Speaking at RSMR's latest Candid Conversations event, Simon Bond, who runs Columbia Threadneedle's £337m Social Bond fund, said widely held fears from clients that rates will rise is "the wrong way to think about" recent macroeconomic events and warned that "fear in the bond market should be filled with expectations of inflation".
"The shape of the yield curve will be affected by rising interest rates, or indeed cutting interest rates, but [bond managers] can cope with that reasonably easily - although it does shape how risk is balanced within a portfolio," he explained.
"In comparison to equities, risks are lower and returns are lower, but at the same time investors are getting absolutely nothing from cash.

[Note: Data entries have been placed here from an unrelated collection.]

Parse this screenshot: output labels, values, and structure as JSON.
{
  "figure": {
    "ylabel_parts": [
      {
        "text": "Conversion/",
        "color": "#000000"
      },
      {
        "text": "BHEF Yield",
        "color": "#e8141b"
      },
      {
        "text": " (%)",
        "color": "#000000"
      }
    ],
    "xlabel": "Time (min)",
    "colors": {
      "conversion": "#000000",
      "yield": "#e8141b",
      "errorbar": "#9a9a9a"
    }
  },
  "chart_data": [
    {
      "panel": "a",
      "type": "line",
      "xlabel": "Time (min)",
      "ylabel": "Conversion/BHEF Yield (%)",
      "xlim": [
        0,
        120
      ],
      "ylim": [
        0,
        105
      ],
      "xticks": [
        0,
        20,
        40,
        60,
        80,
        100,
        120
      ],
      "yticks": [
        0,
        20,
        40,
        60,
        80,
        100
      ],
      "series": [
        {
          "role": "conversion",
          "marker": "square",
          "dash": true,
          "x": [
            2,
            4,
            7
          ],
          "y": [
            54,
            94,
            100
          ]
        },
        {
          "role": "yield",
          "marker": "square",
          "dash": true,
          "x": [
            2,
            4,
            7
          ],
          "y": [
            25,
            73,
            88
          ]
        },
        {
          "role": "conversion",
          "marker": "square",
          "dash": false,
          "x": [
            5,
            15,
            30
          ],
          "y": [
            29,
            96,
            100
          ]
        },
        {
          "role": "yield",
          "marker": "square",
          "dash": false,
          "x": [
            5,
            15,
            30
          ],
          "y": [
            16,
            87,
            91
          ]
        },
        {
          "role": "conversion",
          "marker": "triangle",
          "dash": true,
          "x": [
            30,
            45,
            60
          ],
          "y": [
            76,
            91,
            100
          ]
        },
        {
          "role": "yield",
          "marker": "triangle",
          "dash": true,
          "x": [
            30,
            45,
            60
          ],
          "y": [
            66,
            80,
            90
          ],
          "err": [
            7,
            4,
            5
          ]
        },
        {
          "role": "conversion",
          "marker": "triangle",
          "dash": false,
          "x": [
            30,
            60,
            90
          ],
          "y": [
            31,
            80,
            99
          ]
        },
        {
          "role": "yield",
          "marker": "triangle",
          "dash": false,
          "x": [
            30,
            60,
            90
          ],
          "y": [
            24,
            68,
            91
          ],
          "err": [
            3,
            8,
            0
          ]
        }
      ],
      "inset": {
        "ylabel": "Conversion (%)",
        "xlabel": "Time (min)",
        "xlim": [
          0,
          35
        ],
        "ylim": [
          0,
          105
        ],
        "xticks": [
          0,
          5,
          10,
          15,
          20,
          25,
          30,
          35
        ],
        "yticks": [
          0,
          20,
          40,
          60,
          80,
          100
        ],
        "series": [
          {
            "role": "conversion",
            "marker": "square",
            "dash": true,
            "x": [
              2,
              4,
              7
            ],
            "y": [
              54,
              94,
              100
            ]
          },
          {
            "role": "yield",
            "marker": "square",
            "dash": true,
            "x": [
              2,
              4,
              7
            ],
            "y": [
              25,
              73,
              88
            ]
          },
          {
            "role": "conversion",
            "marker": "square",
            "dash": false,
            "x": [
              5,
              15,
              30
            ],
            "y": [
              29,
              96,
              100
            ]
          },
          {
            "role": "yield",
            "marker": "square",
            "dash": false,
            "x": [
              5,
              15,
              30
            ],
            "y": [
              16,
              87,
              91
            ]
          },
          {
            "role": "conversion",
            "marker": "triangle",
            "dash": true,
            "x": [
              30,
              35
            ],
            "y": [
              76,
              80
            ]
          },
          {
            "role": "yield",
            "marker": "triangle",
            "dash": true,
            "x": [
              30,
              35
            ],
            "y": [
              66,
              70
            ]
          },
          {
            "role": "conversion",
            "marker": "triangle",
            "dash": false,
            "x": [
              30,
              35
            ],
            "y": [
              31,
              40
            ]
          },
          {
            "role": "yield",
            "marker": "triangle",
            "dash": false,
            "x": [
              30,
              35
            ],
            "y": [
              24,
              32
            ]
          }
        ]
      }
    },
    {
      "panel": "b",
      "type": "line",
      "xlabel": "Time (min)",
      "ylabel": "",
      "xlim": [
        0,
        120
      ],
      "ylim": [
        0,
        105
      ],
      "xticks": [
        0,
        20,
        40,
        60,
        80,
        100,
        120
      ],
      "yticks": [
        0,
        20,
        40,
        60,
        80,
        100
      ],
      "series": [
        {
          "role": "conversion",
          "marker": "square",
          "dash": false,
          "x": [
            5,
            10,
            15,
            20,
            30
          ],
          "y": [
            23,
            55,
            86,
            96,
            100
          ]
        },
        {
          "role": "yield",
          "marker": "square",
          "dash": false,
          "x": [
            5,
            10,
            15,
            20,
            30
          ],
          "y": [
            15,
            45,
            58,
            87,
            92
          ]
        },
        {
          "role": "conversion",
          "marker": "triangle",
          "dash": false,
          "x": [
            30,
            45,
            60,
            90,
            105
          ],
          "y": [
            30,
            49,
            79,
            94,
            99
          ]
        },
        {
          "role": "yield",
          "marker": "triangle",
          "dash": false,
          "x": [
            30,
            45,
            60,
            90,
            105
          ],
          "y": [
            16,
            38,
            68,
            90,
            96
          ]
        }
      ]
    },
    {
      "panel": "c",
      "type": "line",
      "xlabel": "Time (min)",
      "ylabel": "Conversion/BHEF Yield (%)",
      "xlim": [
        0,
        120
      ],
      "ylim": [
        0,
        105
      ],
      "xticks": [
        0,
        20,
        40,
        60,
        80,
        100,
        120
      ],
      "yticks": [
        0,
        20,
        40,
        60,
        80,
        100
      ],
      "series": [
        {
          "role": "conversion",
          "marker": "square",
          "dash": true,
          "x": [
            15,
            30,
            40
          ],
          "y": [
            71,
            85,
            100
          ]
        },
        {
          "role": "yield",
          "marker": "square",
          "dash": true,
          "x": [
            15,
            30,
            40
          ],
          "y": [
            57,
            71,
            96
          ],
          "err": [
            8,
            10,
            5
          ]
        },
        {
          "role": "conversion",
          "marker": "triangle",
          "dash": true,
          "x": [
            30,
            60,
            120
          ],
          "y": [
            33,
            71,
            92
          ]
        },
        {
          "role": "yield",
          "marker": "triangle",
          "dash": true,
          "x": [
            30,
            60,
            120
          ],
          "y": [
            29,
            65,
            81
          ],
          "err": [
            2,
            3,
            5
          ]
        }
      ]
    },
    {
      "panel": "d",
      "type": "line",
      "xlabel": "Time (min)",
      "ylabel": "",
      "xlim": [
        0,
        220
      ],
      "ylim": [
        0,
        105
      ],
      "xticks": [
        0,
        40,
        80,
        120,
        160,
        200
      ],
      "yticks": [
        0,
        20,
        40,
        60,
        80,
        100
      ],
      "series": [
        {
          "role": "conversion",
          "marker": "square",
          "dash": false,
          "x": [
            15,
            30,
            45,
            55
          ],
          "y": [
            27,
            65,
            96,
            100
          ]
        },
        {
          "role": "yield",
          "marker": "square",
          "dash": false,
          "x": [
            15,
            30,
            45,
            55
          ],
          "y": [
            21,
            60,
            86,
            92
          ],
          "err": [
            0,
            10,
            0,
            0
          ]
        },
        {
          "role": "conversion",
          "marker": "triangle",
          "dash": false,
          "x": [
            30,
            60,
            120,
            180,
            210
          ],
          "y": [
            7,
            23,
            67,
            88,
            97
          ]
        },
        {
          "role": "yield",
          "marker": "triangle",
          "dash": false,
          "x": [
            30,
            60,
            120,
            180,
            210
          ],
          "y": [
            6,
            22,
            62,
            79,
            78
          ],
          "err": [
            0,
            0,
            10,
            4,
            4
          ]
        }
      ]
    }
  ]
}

Meanwhile, coupons on fixed income are decent at the moment, even given low interest rates.
"Fixed income absolutely has a place within a balanced portfolio, but risks now are perhaps rising as expectations of inflation are coming through."
Sunil Krishnan, head of multi-asset funds at Aviva Investors, agreed there will "always be a role for bonds" across multi-asset portfolios, but warned that many funds targeting lower risk levels have a vast reliance on fixed income instruments and therefore a lack of asset class diversification during what could be a challenging time for bonds.
"We do need to question whether the range of potential outcomes [for fixed income] currently is a little different from what we have seen in the past," he reasoned. "This is not just in terms of what is coming through today in terms of inflationary data, but in terms of some of the underlying drivers such as incredibly strong private and public sector demand.
"It is that latter part that we simply haven't seen over the last 15 years, and I think [investors] need to consider these factors."
This view is shared by Alex Ralph, co-manager of the £1.8bn Artemis Strategic Bond fund, who warned some of the factors contributing towards inflation expectations "are not transitory".
"Yes, supply bottlenecks have caused temporary spikes in inflation; we saw that in the auto sector in the latest US inflation numbers," she said. "But, we do think that consumer inflationary expectations will continue to rise, and that rent will be the next factor that will cause US inflation to stay sticky.
"We are entering a new era where the labour market has more power, so we expect inflated wages to come through."
That said, the manager does not believe the UK will see the same rate of roaring inflation last experienced in the 1970s, given there were other factors at play at the time including oil price shocks and "a much more unionised workforce".
"We do think that we can use the yield curve, as Simon [Bond] mentioned, to protect ourselves against rising government bond yields," Ralph pointed out. "We also think that the central banks will be too late to raise rates, so we believe the yield curve will start steepening once more towards the end of the summer.
"Therefore, we have made sure that we are positioned away from the long end of the curve."
She added that, within the credit market, there are "lots of levers we can pull" to protect against inflation, including the use of floating rate notes and exposure to the financial sector, which tends to benefit from steepening yield curves.
Jim Smith, a vice-president of Brandywine Global Investment Management (Europe), argued that although there will "absolutely be inflation" over the near term as the world recovers from the pandemic, it is "too early to tell" whether this will remain the case over the longer term.
"Some of the longer term potential inflationary concerns are still here - such as technology, productivity, and demographics - while we are looking at other trends, including a nod down in credit impulse which can cause global growth to lag," he said.
"The biggest factor we are trying to get our heads around at the moment is the savings rate; there has been a $2.5trn increase in the US household savings rate and a $1trn increase in corporate savings - that is the equivalent of 16% of US GDP."
In terms of what may unfold in the future, Smith said companies may wish to maintain high levels of cash on their balance sheets as their management teams have been shaken by the pandemic.
"We could have an event whereby the savings rate falls, which is very inflationary. But on the flipside, we could have a scenario where savings rates remain high," he added. "It is all about balancing the short-term and long-term views in this kind of environment."